16 July 2020McCarthy & Stone Results. It's a Shocker!
As reported the McCarthy & Stone accounts were expected to be bad, but in reality they have been catastrophic.
Yes of course the coronavirus pandemic has had a major impact but McCarthy & Stone had encountered many other structural problems well before th pandemic struck.
So comparing like with like for the 6 month trading position half year turnover declined by 64%, falling from £280m to £101m.
A £3.6m profit has turned into a £91.3m loss.
Nigel Turner the McCarthy & Stone joint Chief Operating Officer, has left the company with immediate effect.
Worryingly for McCarthy & Stone investors no future guidance notes have been issued due to the uncertainty of future trading conditions beyond a statement that the full impact of the virus on the Mccarthy & Stone balance sheet will not be felt until later in the year.
McCarthy & Stone have taken advantage of a coronavirus loan of £300m which will have to be paid back next year.
The company has gone bankrupt before, it can go bankrupt again.
12 July 2020 Bad News For McCarthy& Stone
McCarthy & Stone are due finally to publish their interim results later this week.
According to city sources, they are expected to reveal a substantial trading loss.
Sensing trouble ahead McCarthy & Stone altered their business strategy by booking more pre built sales, moving to more build to rent developments and increasing revenues from their property management division.
We all know how increasing revenue from property management to suppport company debts ended up withg Firstport. Clearly McCarthy & Stone are embarking down the same road?
About Firstport understands that a financing deal worth £300,000,000 to fund the buy to rent developments has fallen through.
This comes at a time when the first McCarthy & Stone development in England has just gone Right to Manage,with others expected to follow.
09 July 2020Who pays for the For Sale Board?
Residents living in Firstport managed retirement developments, will have noticed the appearence of ugly For Sale or Rent boards that despoil the development courtesy of Retirement Homesearch, a company owned by Firstport.
Who gave them permission to errect such a notice?
New information has reached About Firstport that suggests that it is the residents that end up paying £300 for the board plus £30 to errect it.
This charge is very heavily disguised in the service charge accounts, so it is all too easily missed.
06 July 2020The Truth Emerges!
So we now know that the property management division was separated from the Appello division.
We now know that the former "owners" of Firstport sold off the property management arm to Equistone, whilst they retained the Appello division.
Equistone put in £81.7m on terms that will unfortunately be kept secret until further accounts are published.
As such they are the majority shareholder with Mr Nigel Howell and Mr Oudah Saleh
remaining as minority shareholders.
The borrowings are as follows:
£12.1m term loan facility due October 2025
£52.1m term loan facility due April 2026
£10m Acquisition facility
£7.5 m Revolving credit
The loss making part of Appello was sold to Openview for £2.6m ironically at the same time they were bidding against the very part of Appello for the contracts that Appello were losing money on, Firstport were negotiating the sale to Openview.

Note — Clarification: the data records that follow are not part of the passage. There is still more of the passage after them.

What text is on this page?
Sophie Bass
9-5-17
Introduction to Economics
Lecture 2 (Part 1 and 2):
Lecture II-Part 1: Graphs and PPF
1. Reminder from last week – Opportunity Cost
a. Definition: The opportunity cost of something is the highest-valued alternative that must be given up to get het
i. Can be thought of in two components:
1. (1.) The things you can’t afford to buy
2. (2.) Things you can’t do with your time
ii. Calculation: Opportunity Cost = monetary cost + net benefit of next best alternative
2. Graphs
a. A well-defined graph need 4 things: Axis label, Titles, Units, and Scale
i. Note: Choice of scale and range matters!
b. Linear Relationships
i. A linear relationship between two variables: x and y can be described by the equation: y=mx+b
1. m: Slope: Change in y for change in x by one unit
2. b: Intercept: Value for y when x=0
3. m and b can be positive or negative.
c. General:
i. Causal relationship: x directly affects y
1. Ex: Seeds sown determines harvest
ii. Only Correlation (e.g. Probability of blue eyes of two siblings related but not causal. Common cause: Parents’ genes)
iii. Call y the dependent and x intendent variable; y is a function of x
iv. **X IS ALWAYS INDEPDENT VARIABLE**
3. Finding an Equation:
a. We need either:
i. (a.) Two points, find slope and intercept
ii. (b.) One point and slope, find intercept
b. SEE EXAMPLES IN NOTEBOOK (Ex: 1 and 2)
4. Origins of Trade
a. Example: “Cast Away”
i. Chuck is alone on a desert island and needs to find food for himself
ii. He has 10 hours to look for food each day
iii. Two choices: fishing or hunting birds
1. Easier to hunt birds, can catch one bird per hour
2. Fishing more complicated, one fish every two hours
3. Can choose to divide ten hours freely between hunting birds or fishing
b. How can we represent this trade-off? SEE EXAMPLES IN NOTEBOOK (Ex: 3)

One act of desperation in their bid to survive was to sell and leaseback residential house manager's flats.
We now know that is costing Firstport £2m per year in leaseback fees
For anyone wondering who Equistone are, they used to be known as Barclays Capital.
30 June 2020Relief For Stockport Residents.
About Firstport are pleased to report Firstport have lost yet another management contract for a development in Stockport. So it looks like Mainstay will have less to merge with?
This time it is Brindley Court that has awarded a contract to Select Retirement Services after Firstport/E&M deployed all their available resources to fight to keep the contract.
In a futher move, that will cause alarm in the McCarthy & Stone boardroom, two McCarthy & Stone built and managed developments have lost the management contracts. In one case Vernon Court to Select Retirement Services and in the case of Woodgrange Court to Jones Associates.